Stopping for a pedestrian or bicyclist in the crosswalk may be Driving 101 for most drivers, but not all. It’s become such an issue, Del. Kay Kory (D-38) partnered with Del. Ken Plum (D-36) to address the issue with House Bill 1705. That bill was among seven bills passed recently to increase the safety for pedestrians and bicyclists across the state.
Kory has been working on a crosswalk bill since 2011, and finally found an opportunity to get it passed with new Democratic majorities in office. “There were no objections,” she said.
The bill contains language that clarifies the duties of vehicle drivers to stop when yielding to pedestrians at clearly marked crosswalks, whether at midblock or at the end of any block; any regular pedestrian crossing included in the prolongation of the lateral boundary lines of the adjacent sidewalk at the end of a block; or any intersection when the driver is approaching on a highway where the maximum speed limit is not more than 35 miles per hour.
“It’s a big issue,” said Shawn Newman of the Fairfax Advocates for Better Bicycling (FABB). “We’ve had a number of incidents,” he added, noting that cyclists and pedestrians are “vulnerable road users.”
Plum got some safety ideas from Reston cyclist Bruce Wright who discussed the unsafe situation at the W&OD Trail and Wiehle Avenue. “Some people stop and some people don’t stop,” Plum said. With HB 1705, he’s looking at the educational function to go along with enforcement. It’s not all about penalizing. “We’re trying to educate people as well,” he said.

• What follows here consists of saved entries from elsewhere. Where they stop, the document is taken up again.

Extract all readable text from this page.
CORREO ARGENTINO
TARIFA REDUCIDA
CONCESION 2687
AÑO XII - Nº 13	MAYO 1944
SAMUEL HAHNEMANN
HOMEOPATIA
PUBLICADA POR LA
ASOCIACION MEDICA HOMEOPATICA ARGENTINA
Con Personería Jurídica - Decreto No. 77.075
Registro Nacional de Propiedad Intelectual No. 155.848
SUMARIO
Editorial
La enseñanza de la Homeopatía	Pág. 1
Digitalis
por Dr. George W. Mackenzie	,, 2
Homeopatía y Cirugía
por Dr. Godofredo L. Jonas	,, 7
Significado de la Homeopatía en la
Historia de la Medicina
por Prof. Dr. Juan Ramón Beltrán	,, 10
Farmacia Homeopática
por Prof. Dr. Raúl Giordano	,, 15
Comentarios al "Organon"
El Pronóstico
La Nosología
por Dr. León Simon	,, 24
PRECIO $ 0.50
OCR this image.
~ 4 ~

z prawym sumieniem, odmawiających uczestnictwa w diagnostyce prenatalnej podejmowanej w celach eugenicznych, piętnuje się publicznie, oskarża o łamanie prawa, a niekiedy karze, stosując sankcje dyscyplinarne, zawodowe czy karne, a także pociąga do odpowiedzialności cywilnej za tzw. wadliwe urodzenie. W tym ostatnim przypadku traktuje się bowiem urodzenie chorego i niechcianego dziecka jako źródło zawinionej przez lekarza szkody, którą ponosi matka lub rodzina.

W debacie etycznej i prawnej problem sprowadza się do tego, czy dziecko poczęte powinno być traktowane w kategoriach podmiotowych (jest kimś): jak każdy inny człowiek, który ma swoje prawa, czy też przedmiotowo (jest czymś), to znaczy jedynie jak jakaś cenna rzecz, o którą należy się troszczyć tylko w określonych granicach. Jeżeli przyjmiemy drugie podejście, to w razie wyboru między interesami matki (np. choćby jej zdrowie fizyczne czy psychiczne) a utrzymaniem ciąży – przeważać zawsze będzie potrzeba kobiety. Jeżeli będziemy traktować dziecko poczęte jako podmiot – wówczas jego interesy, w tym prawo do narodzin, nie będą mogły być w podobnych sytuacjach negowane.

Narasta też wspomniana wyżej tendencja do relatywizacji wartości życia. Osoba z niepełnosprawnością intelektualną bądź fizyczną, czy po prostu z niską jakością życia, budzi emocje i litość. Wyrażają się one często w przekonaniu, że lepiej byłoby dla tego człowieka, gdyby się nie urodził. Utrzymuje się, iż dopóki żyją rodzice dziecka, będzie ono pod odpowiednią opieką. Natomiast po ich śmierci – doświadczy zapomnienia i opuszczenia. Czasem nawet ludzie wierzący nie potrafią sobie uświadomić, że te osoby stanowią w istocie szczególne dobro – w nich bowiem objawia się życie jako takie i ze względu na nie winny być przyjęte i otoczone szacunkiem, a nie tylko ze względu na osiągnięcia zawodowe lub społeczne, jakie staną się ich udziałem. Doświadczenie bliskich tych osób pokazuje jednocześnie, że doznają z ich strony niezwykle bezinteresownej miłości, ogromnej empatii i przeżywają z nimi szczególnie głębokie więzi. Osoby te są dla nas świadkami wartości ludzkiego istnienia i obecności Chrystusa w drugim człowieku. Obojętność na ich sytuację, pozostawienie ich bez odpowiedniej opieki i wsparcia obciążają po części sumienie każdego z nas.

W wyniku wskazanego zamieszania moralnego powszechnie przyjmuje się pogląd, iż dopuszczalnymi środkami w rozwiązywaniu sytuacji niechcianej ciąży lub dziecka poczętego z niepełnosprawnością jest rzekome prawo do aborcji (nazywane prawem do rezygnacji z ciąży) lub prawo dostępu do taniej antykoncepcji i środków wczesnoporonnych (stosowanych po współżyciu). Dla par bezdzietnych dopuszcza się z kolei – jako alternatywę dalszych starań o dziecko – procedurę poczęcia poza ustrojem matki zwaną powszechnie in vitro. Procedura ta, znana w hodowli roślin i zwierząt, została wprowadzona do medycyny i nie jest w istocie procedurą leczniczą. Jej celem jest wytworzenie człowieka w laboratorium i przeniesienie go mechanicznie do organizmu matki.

Kory mentioned the possibility of signs at the crosswalks, or looking into other methods that signal drivers. In Charlottesville, she said, they use a flashing light at crosswalks. “I think it makes sense, I want to look into it,” she said,
Senator Scott Surovell sponsored another vulnerable road users bill (SB 437) that increases the penalty for drivers who carelessly injure or kill a vulnerable road user and also prohibits using bike lanes to pass other vehicles.
Other bills included HB 874 by Del. Jeffrey M. Bourne (D-71) which prohibits any person from holding a handheld personal communications device while driving a motor vehicle.

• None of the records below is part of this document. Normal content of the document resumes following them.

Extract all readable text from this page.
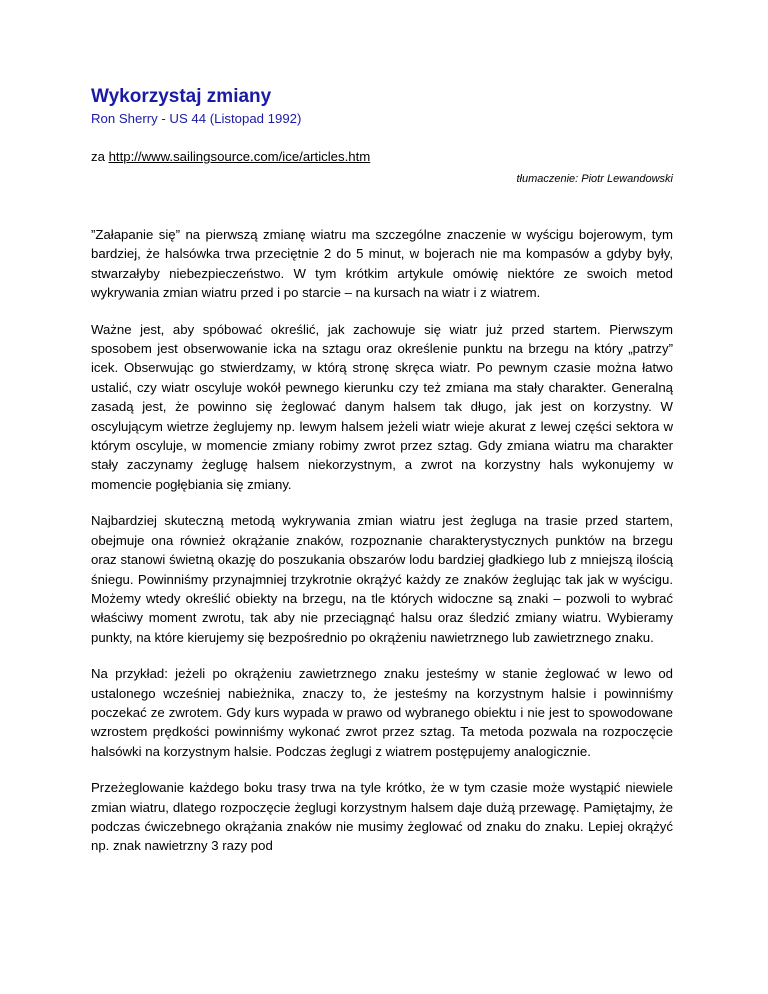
Wykorzystaj zmiany

Ron Sherry - US 44 (Listopad 1992)

za http://www.sailingsource.com/ice/articles.htm

tłumaczenie: Piotr Lewandowski

”Załapanie się” na pierwszą zmianę wiatru ma szczególne znaczenie w wyścigu bojerowym, tym bardziej, że halsówka trwa przeciętnie 2 do 5 minut, w bojerach nie ma kompasów a gdyby były, stwarzałyby niebezpieczeństwo. W tym krótkim artykule omówię niektóre ze swoich metod wykrywania zmian wiatru przed i po starcie – na kursach na wiatr i z wiatrem.

Ważne jest, aby spóbować określić, jak zachowuje się wiatr już przed startem. Pierwszym sposobem jest obserwowanie icka na sztagu oraz określenie punktu na brzegu na który „patrzy” icek. Obserwując go stwierdzamy, w którą stronę skręca wiatr. Po pewnym czasie można łatwo ustalić, czy wiatr oscyluje wokół pewnego kierunku czy też zmiana ma stały charakter. Generalną zasadą jest, że powinno się żeglować danym halsem tak długo, jak jest on korzystny. W oscylującym wietrze żeglujemy np. lewym halsem jeżeli wiatr wieje akurat z lewej części sektora w którym oscyluje, w momencie zmiany robimy zwrot przez sztag. Gdy zmiana wiatru ma charakter stały zaczynamy żeglugę halsem niekorzystnym, a zwrot na korzystny hals wykonujemy w momencie pogłębiania się zmiany.

Najbardziej skuteczną metodą wykrywania zmian wiatru jest żegluga na trasie przed startem, obejmuje ona również okrążanie znaków, rozpoznanie charakterystycznych punktów na brzegu oraz stanowi świetną okazję do poszukania obszarów lodu bardziej gładkiego lub z mniejszą ilością śniegu. Powinniśmy przynajmniej trzykrotnie okrążyć każdy ze znaków żeglując tak jak w wyścigu. Możemy wtedy określić obiekty na brzegu, na tle których widoczne są znaki – pozwoli to wybrać właściwy moment zwrotu, tak aby nie przeciągnąć halsu oraz śledzić zmiany wiatru. Wybieramy punkty, na które kierujemy się bezpośrednio po okrążeniu nawietrznego lub zawietrznego znaku.

Na przykład: jeżeli po okrążeniu zawietrznego znaku jesteśmy w stanie żeglować w lewo od ustalonego wcześniej nabieżnika, znaczy to, że jesteśmy na korzystnym halsie i powinniśmy poczekać ze zwrotem. Gdy kurs wypada w prawo od wybranego obiektu i nie jest to spowodowane wzrostem prędkości powinniśmy wykonać zwrot przez sztag. Ta metoda pozwala na rozpoczęcie halsówki na korzystnym halsie. Podczas żeglugi z wiatrem postępujemy analogicznie.

Przeżeglowanie każdego boku trasy trwa na tyle krótko, że w tym czasie może wystąpić niewiele zmian wiatru, dlatego rozpoczęcie żeglugi korzystnym halsem daje dużą przewagę. Pamiętajmy, że podczas ćwiczebnego okrążania znaków nie musimy żeglować od znaku do znaku. Lepiej okrążyć np. znak nawietrzny 3 razy pod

SB 871, Sen. David Marsden’s bill, clarifies the rules on e-bikes and helps ensure e-bikes have a place in the future of Virginia’s transportation mix. Plum also sponsored HB 886 that continues the State Trails Advisory Committee’s work to improve our state-wide trail network through 2027.
HB 1442, the Automated photo speed enforcement bill will give localities a new tool to help prevent speeding-related crashes in school zones and highway work zones.
FABB calls the bills “a slew of important and bipartisan bills that will make bicycling in Fairfax and across the state safer and more enjoyable.” Although FABB is a local group, they want to highlight bike issues across the state. “We work very closely with other bike and pedestrian groups across the state,” Newman said.
At the county Board of Supervisors meeting, a group of bicyclists made their presence known when the bills were passed. “They were just thrilled,” said Kory.
Speed Photo Enforcement Comes to Virginia
HB 1442 authorizes state and local law-enforcement agencies to operate photo speed monitoring devices, defined in the bill, in or around school crossing zones and highway work zones for the purpose of recording images of vehicles that are traveling at speeds of at least 10 miles per hour above the posted school crossing zone or highway work zone speed limit within such school crossing zone or highway work zone when such zone is indicated by conspicuously placed signs displaying the maximum speed limit and that such photo speed monitoring devices are used in the area. The bill provides that the operator of a vehicle shall be liable for a monetary civil penalty, not to exceed $100, if such vehicle is found to be traveling at speeds of at least 10 miles per hour above the posted highway work zone or school crossing zone speed limit by the photo speed monitoring device.